Introduction: Enterobacterales (ENT)—especially Escherichia coli (EC), Klebsiella pneumoniae (KPN), and Proteus mirabilis (PM)—are widely implicated in urinary tract infections (UTIs). Many oral agents are used to manage UTIs, but their usefulness has been compromised by the increased prevalence of extended-spectrum ß-lactamases (ESBL) and presence of co-resistance to trimethoprim-sulfamethoxazole (TMP/SMX) and quinolones. Tebipenem (TBP) is an oral carbapenem in clinical development for treating complicated UTIs and acute pyelonephritis. This study assessed the in vitro activity of TBP and comparator agents against ENT responsible for UTIs in the US during 2019-2020.
Methods: A total of 3,576 ENT recovered from urine samples during the 2019-2020 STEWARD Surveillance Program were included in the study. Isolates were collected from medical centers in all 9 US Census Regions and were centrally tested for susceptibility by reference broth microdilution method. MIC interpretation was performed based on CLSI criteria.

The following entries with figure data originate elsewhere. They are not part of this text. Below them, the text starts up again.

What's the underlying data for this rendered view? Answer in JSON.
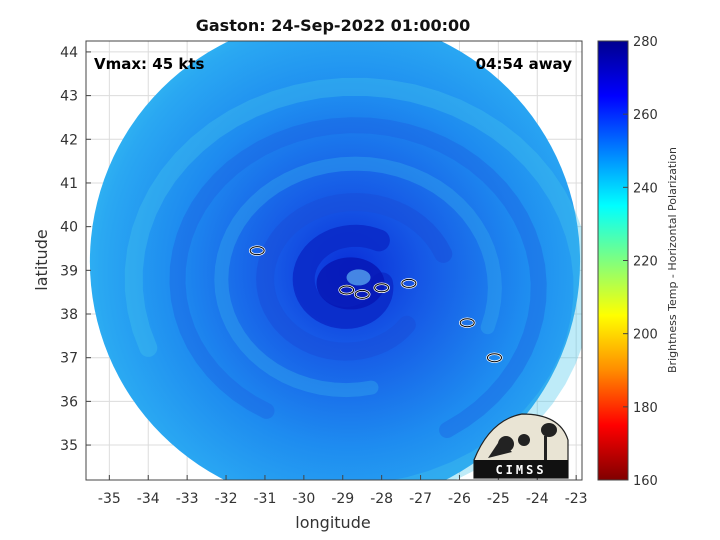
{
  "chart_data": {
    "type": "heatmap",
    "title": "Gaston: 24-Sep-2022 01:00:00",
    "xlabel": "longitude",
    "ylabel": "latitude",
    "xlim": [
      -35.6,
      -22.85
    ],
    "ylim": [
      34.2,
      44.25
    ],
    "x_ticks": [
      -35,
      -34,
      -33,
      -32,
      -31,
      -30,
      -29,
      -28,
      -27,
      -26,
      -25,
      -24,
      -23
    ],
    "y_ticks": [
      35,
      36,
      37,
      38,
      39,
      40,
      41,
      42,
      43,
      44
    ],
    "grid": true,
    "swath": {
      "center": [
        -29.2,
        39.2
      ],
      "radius_deg_lon": 6.3,
      "radius_deg_lat": 5.6
    },
    "storm_center": [
      -28.8,
      38.7
    ],
    "contours": [
      {
        "lon": -31.2,
        "lat": 39.45
      },
      {
        "lon": -28.9,
        "lat": 38.55
      },
      {
        "lon": -28.5,
        "lat": 38.45
      },
      {
        "lon": -28.0,
        "lat": 38.6
      },
      {
        "lon": -27.3,
        "lat": 38.7
      },
      {
        "lon": -25.8,
        "lat": 37.8
      },
      {
        "lon": -25.1,
        "lat": 37.0
      }
    ],
    "annotations": {
      "vmax": "Vmax: 45 kts",
      "time_away": "04:54 away"
    },
    "colorbar": {
      "label": "Brightness Temp - Horizontal Polarization",
      "min": 160,
      "max": 280,
      "ticks": [
        160,
        180,
        200,
        220,
        240,
        260,
        280
      ],
      "colors": [
        "#800000",
        "#ff0000",
        "#ff8c00",
        "#ffff00",
        "#7fff7f",
        "#00ffff",
        "#0080ff",
        "#0000ff",
        "#00008f"
      ]
    }
  },
  "logo": {
    "text": "CIMSS"
  }
}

Results: EC comprised 65.6% of all ENT pathogens, followed by KPN (14.3%), PM (6.6%), and other species (13.7%). TBP (MIC90, 0.015-0.06 mg/L) and ertapenem (ERT; MIC90, 0.03 mg/L) showed similar MIC90 results against ENT, EC, and KPN (Table). Ceftazidime (CAZ; MIC90, 8-16 mg/L) had elevated MIC90 values and suboptimal susceptibility results (86.1-89.3%) against ENT, EC, and KPN. The oral agents, cefuroxime, amoxicillin-clavulanate, TMP-SMX, and levofloxacin showed susceptibility rates ranging from 63.1% to 87.1% against ENT, EC, and KPN. TBP (MIC50/90, 0.12/0.12 mg/L) inhibited all PM at £0.25 mg/L. PM isolates were susceptible to ERT (100.0%), CAZ (98.7%), cefuroxime (94.4%), and amoxicillin/clavulanate (96.6%), whereas susceptibility rates of 71.8-76.8% were noted for TMP-SMX and levofloxacin.
Conclusions: TBP displayed potent activity against ENT UTI pathogens recovered from patients in the US. TBP demonstrated in vitro activity against these UTI pathogens similar to that of ERT. In addition, these data showed compromised activity of intravenous and oral agents used for treating UTI. This data supports the development of tebipenem as an oral option for management of UTI in the US.
Source of Funding: This study was performed by JMI Laboratories and supported by Spero Therapeutics, which included funding for services related to preparing this abstract.